Al día siguiente Javier publicó su artículo, que dio la vuelta al mundo. En las ciudades de Europa empezaron a describirse casos en las plazas, los museos, las oficinas. Eso sí, no se contabilizaron muertes. Sin embargo, algo esencial estaba cambiando en el mundo. El síndrome llenó los informativos al principio, más tarde sólo los abrió y finalmente dejó paso a otras noticias. Solo se podían establecer protocolos, casi siempre inservibles. Las televisiones nombraron incluso responsables de cortar la emisión cuando los episodios se producían en directo. El caso más grave afectó a los presidentes del G20 y a sus esposas cuando participaban en una cumbre. A punto estuvo de haber un conflicto armado en los días sucesivos, pero finalmente todo el mundo entendió que lo sucedido era algo inevitable y la crisis se solventó con un par de comunicados amables en defensa de la pluralidad racial, certificados médicos y la entonación de los distintos himnos.

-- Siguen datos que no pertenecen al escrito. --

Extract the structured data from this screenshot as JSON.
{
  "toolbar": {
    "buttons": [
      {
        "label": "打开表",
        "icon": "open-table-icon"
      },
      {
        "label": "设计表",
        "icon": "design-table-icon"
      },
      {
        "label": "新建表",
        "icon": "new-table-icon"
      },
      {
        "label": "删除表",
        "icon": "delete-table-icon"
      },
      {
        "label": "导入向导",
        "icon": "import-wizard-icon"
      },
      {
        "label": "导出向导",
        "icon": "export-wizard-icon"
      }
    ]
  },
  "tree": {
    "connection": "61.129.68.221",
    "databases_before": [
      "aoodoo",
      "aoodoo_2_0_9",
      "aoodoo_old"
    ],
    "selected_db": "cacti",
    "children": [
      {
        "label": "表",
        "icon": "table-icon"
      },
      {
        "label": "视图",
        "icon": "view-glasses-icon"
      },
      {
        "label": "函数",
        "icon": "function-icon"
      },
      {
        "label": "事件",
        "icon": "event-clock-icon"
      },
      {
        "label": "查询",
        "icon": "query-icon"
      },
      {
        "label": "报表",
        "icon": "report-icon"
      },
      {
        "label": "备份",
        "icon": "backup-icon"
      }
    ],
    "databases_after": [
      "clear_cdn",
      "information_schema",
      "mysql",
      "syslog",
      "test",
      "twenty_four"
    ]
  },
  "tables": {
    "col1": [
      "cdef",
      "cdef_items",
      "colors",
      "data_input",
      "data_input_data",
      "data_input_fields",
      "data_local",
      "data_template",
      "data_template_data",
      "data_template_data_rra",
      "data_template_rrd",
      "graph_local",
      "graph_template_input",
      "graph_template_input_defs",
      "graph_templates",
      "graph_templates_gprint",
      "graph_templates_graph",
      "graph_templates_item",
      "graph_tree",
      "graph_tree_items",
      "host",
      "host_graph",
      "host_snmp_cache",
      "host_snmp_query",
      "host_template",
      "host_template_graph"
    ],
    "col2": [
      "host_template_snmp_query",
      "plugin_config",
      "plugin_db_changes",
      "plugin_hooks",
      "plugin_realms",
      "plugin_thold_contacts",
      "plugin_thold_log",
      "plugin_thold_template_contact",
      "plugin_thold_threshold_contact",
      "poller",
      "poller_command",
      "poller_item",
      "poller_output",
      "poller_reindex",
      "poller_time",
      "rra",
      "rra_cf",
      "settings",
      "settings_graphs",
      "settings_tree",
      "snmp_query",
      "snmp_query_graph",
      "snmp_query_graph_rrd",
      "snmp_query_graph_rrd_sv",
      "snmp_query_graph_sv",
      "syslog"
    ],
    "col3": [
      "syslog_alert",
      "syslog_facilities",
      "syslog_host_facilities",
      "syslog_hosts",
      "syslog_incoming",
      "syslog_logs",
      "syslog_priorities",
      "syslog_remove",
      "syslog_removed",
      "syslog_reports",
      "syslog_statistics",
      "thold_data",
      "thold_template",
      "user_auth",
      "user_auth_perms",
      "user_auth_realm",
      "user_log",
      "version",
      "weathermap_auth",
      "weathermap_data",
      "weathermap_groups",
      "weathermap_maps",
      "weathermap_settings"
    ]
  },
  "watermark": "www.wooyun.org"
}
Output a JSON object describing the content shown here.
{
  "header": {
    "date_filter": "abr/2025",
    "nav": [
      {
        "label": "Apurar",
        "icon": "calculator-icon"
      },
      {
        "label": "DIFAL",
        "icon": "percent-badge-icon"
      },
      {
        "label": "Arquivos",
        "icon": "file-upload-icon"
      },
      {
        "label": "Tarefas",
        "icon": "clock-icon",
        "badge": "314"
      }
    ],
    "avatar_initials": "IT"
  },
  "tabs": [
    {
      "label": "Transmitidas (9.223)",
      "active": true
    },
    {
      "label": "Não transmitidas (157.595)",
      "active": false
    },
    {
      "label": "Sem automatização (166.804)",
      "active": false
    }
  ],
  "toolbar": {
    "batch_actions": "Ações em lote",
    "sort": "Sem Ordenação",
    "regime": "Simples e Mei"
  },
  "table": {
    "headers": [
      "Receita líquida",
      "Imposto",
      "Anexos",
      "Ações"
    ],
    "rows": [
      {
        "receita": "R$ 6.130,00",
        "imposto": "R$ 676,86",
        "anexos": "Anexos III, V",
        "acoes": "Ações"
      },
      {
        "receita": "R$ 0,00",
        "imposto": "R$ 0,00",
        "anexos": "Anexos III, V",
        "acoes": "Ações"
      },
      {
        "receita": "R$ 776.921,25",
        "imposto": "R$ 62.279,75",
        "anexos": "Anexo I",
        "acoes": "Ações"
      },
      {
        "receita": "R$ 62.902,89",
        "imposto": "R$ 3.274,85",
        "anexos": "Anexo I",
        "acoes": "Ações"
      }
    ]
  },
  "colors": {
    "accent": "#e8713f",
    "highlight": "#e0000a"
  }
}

En España empezó a llamárselo de distintos modos, la cornada, el chungo o la escapada, pero en seguida se mezclaron con otros términos como el mexicano «echar un coyotito» cuando era agradable o «chingadera» si el episodio se compartía con alguien que no nos agradaba. La RAE, siempre atenta, estudió en una comisión cómo tramitar la incorporación de nuevas acepciones a los términos asociados. En la primera de sus reuniones, también hubo un indefinible episodio.
Afortunadamente, pasados seis meses, decayó la infección. Ya solo se siguen registrando casos aislados. Cada día es menor la prevalencia en todas las latitudes y parece que lo peor del síndrome SEXOCON ya ha pasado. En un último comunicado, la recién creada UIPPA, la Unión Internacional de Personas Poco Agraciadas, ha realizado un llamamiento a la ONU para que «proteja sus derechos». El Vaticano aún guarda un estricto silencio.